Food sovereignty is paramount. Secure your own seeds; organize a community garden; or share your potatoes amid the famine as the farmer in Idaho did.  Faced with a 2 million potato surplus and no demand, he used his imagination and a Facebook notice to give it all away.

“The response has completely blown me away,” Cranney said. “People are coming from all over the place.”   A woman from Kansas drove 19 hours to collect some. Food banks and soup kitchens showed up.  Children climbed the hill of potatoes to gather some, while others collected potatoes for neighbors and friends.

Thus, “The home, and the neighborhood, could become the new centers, the new engines of the post-COVID economy.”

As Forte argues, “self-supply is self-governance. Any state that is shown to be incapable of feeding and caring for its citizens, particularly in a time of crisis, is a state that demonstrates a lack of capacity for self-rule.”

Enter: Direct Democracy. Speaker Pelosi is right.  “Our democracy hangs by a thread.”  And a slim thread at that.

The contemporary examples of political corruption, lies, hypocrisy, inequality, and disdain for human life defy counting.   As in conservative pundit, Bill O’Reilly’s quote, re: the COVID-10 patients rising death counts; “They were on their last legs anyway.”  Or Senate Majority leader, Mitch McConnell’s contention that financially burdened states should, “just declare bankruptcy.”

The Republican moves to suppress the vote are not just confined to the states of Georgia or Wisconsin.  Nor are the court fights against Mail-in ballots during this pandemic.  They are now commonplace practices, reminiscent of the pre-Civil War era.

Remember, the constitution is what the U.S. Supreme Court says it is. The ultimate arbiter of all law. And who controls the Supreme Court?  5-4 Republican appointees.

What does this post COVID-19 future portend?

Simple.

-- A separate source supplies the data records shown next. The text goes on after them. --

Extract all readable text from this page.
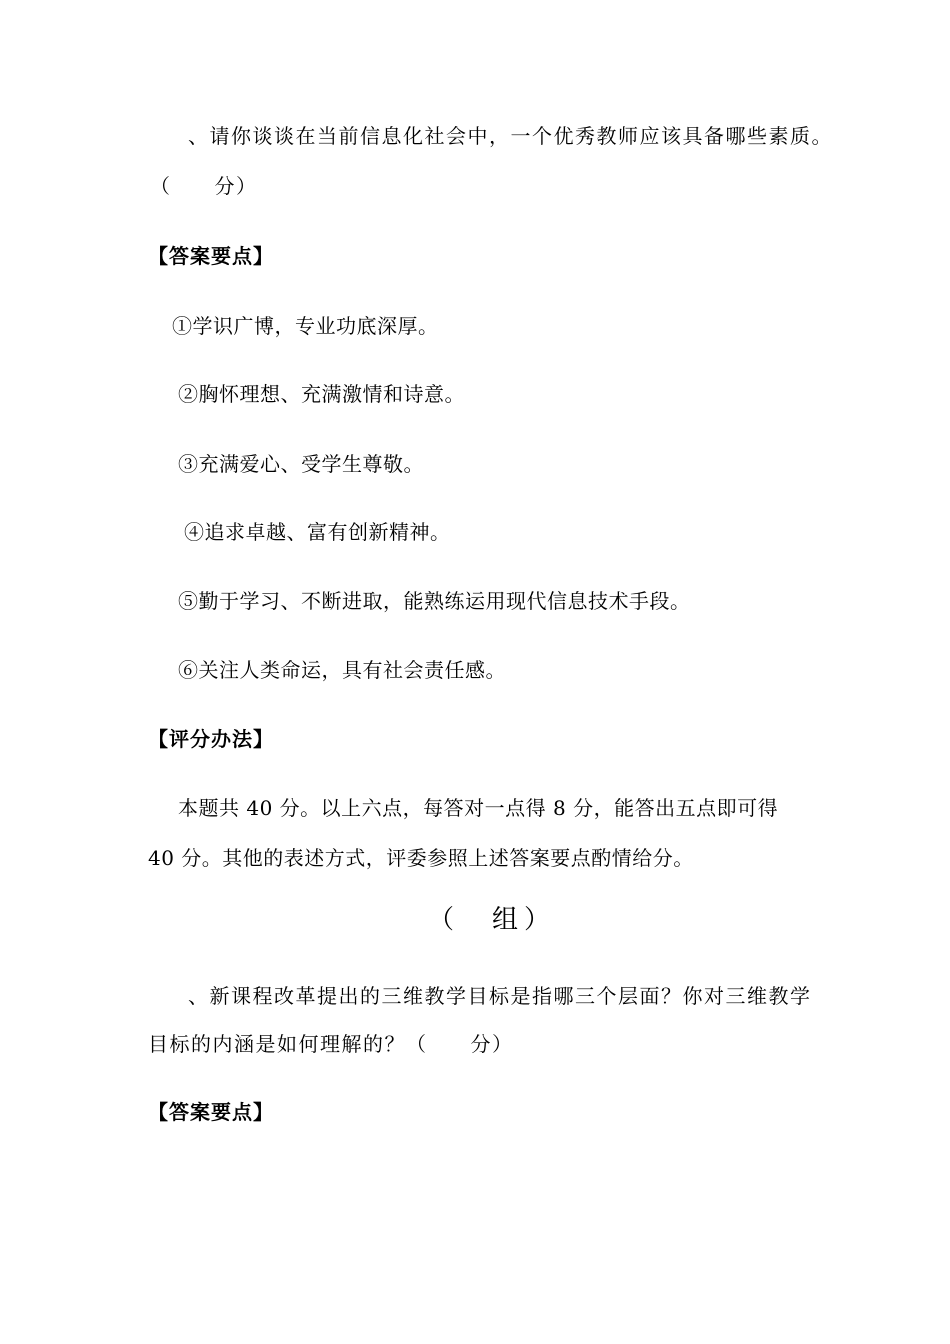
、请你谈谈在当前信息化社会中，一个优秀教师应该具备哪些素质。
（　　分）
【答案要点】
①学识广博，专业功底深厚。
②胸怀理想、充满激情和诗意。
③充满爱心、受学生尊敬。
④追求卓越、富有创新精神。
⑤勤于学习、不断进取，能熟练运用现代信息技术手段。
⑥关注人类命运，具有社会责任感。
【评分办法】
本题共 40 分。以上六点，每答对一点得 8 分，能答出五点即可得
40 分。其他的表述方式，评委参照上述答案要点酌情给分。
（　组）
、新课程改革提出的三维教学目标是指哪三个层面？你对三维教学
目标的内涵是如何理解的？（　　分）
【答案要点】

The future, albeit a distant future, will not be stagnant.  Democracy will become more democratic or fail.   Hence, we must RE-Imagine it.

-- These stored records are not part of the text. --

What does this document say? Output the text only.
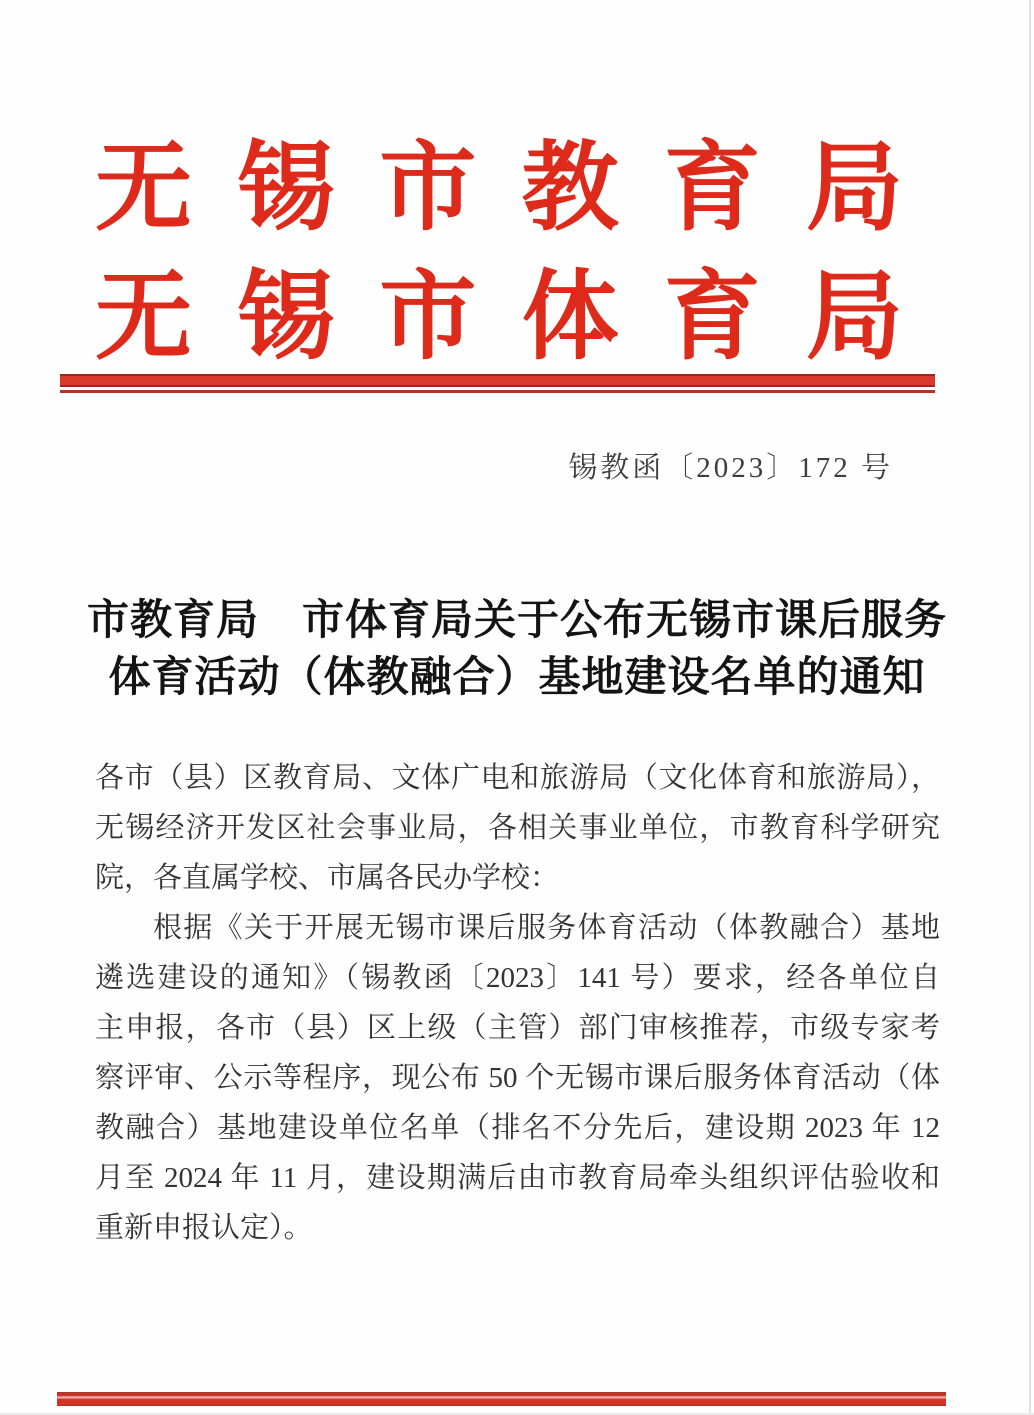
无锡市教育局
无锡市体育局
锡教函〔2023〕172 号
市教育局　市体育局关于公布无锡市课后服务
体育活动（体教融合）基地建设名单的通知
各市（县）区教育局、文体广电和旅游局（文化体育和旅游局），
无锡经济开发区社会事业局，各相关事业单位，市教育科学研究
院，各直属学校、市属各民办学校：
根据《关于开展无锡市课后服务体育活动（体教融合）基地
遴选建设的通知》（锡教函〔2023〕141 号）要求，经各单位自
主申报，各市（县）区上级（主管）部门审核推荐，市级专家考
察评审、公示等程序，现公布 50 个无锡市课后服务体育活动（体
教融合）基地建设单位名单（排名不分先后，建设期 2023 年 12
月至 2024 年 11 月，建设期满后由市教育局牵头组织评估验收和
重新申报认定）。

Ask yourself.  Why not eliminate the middle man?  End the Electoral College?  Leap over the quagmire of lobbyists, corporate donors, rigged tax “reforms,” powerful billionaires, and entrenched stake holders.

Maybe we should be imagining states with more decision-making power, more individualized to their constituents, more immediacy.  Why not trust ourselves.

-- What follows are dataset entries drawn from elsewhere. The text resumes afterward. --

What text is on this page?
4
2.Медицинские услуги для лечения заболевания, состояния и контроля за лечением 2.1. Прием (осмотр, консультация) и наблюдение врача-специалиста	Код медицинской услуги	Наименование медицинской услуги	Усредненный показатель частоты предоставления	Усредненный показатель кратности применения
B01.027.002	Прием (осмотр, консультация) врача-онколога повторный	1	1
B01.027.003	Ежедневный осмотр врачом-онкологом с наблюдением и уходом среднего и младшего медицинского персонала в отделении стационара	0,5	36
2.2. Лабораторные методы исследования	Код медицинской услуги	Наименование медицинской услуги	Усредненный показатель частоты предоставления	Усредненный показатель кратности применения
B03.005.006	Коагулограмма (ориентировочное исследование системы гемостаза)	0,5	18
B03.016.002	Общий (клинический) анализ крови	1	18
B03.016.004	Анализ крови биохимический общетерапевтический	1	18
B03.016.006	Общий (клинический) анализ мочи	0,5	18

Imagine real participatory democracy. A safer planet.  Greater civic participation.  And an equitable government. Switzerland, an enviable country, already practices direct democracy.

(https://www.weforum.org/agenda/2017/07/switzerland-direct-democracy-explained/)

Think about it.  Seriously. It can start with the new 3-Rs. As with everything, post COVID-19, we must Re-Imagine, Re-Design, and Re-Deploy our future.

“The coronavirus may not be the first horseman of the apocalypse, but it might be the first trumpet blast.”

{ 1 comment… read it below or add one }

lowercase d dot org May 7, 2020 at 8:44 am

It would be great to see imagination and technology finally applied to the many problems bedeviling our democracy, including what limited direct democracy we have. Californians certainly both complain enough about how their ballot initiative process currently works and possess the tools technically and to a large part legally to fix it or create a workaround solution. To the extent federal law hurting the democratic capacity of our public sphere can’t be changed by Californians alone, like money = speech, etc., creating a *well designed* democratic forum for the drafting, ballot qualification, and deliberation of proposals could greatly democratize the process, improve access and outcomes, and circumvent the money problem.